Given that quantum field theory is just "a type of" quantum mechanics, anything you can do in quantum mechanics, you can also in quantum field theory, at least in principle.

The main reason that scattering calculations are emphasized in field theory books, is that scattering experiments are the primary source of experimental data, for physics involving relativistic particles. Also, there is a well established perturbative framework for computing scattering amplitudes, that forms the basis for more sophisticated techniques.

The main reason to use fields, as opposed to a Hamiltonian density, is that fields encode local interactions. In relativity, non-local interactions would lead to a non-causal theory, so it is important that interactions occur at well defined points in spacetime. A Lagrangian built out of fields encodes locality. There is more about this in Weinberg, Volume 1, under the guise of the "cluster decomposition principle."

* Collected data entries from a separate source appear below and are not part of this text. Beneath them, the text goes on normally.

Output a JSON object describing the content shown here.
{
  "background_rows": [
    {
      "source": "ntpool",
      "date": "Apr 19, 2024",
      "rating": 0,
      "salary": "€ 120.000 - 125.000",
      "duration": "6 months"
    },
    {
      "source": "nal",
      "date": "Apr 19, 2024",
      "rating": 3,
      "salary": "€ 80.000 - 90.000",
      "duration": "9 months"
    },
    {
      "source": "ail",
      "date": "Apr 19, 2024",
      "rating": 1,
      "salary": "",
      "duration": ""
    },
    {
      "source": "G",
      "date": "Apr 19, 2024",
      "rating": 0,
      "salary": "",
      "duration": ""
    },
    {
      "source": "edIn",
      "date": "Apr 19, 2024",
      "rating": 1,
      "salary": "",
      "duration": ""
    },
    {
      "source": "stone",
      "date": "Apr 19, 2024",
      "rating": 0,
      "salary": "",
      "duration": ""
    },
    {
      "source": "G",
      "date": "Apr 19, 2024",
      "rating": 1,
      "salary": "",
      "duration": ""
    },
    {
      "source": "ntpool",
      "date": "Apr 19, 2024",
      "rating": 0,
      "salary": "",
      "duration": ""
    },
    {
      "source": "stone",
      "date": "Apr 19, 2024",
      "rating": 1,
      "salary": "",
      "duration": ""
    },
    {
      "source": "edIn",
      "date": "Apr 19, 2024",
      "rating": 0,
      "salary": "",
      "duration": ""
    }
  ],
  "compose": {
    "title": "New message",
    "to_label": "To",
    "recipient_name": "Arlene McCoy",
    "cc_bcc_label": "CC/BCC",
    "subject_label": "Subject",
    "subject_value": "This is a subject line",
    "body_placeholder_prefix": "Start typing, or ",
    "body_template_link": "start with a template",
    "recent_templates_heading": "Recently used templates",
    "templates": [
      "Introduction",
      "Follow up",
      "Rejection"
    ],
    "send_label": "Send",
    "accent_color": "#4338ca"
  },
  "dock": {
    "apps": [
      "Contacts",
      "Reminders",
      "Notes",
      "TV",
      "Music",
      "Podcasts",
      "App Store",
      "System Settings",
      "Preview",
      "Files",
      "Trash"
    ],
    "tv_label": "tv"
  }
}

However, there are other quantities and effects that can be calculated in field theory, beyond scattering, including:

  • Power spectra of inflationary perturbations, that (if inflation is true) become the initial seeds of structure in the Universe and which we observe in the cosmic microwave background
  • Properties of phase transitions (when field theory is applied to condensed matter systems, which are usually not relativistic)
  • Tunneling effects, including the probability for false vacuum decay to occur
  • Asymptotic freedom and confinement (the latter needs experimental data + lattice QCD to justify)
  • The Lamb Shift of Hydrogen

The main issue with quantum field theory, compared to quantum mechanics of a fixed and relatively small number of particles, is that it is complicated to handle many particles. (Incidentally, that's not to say that quantum mechanics of a small number of particles is easy -- quantum mechanics problems with interactions between a few particles can quickly become intractable). The analogue of a few line calculation in single particle quantum mechanics may take many pages in quantum field theory. Part of this is kind of a trivial complication of dealing with more degrees of freedom However, part of this is "physically deep" in the sense that stuff can happen in quantum field theories that don't happen in quantum theories of a fixed number of particles, such as spontaneous symmetry breaking in the ground state. Books on field theory reflect this by quickly becoming very technical as they need more sophisticated tools to make sense of calculations, which are overkill in non-relativistic quantum mechanics.

Anyway, this is all to say that:

  • Quantum field theory is a "type" of quantum mechanics. Anything you can do in a general quantum theory (such as describe the time evolution of a state), you can also do in a quantum field theory.
  • Books focus on scattering for historical and experimental reasons, not logical ones. (Meaning, there's nothing about quantum field theory that says you logically must study scattering amplitudes, not that experiments aren't important, since of course they are).
  • Fields are used because they encode locality of interactions.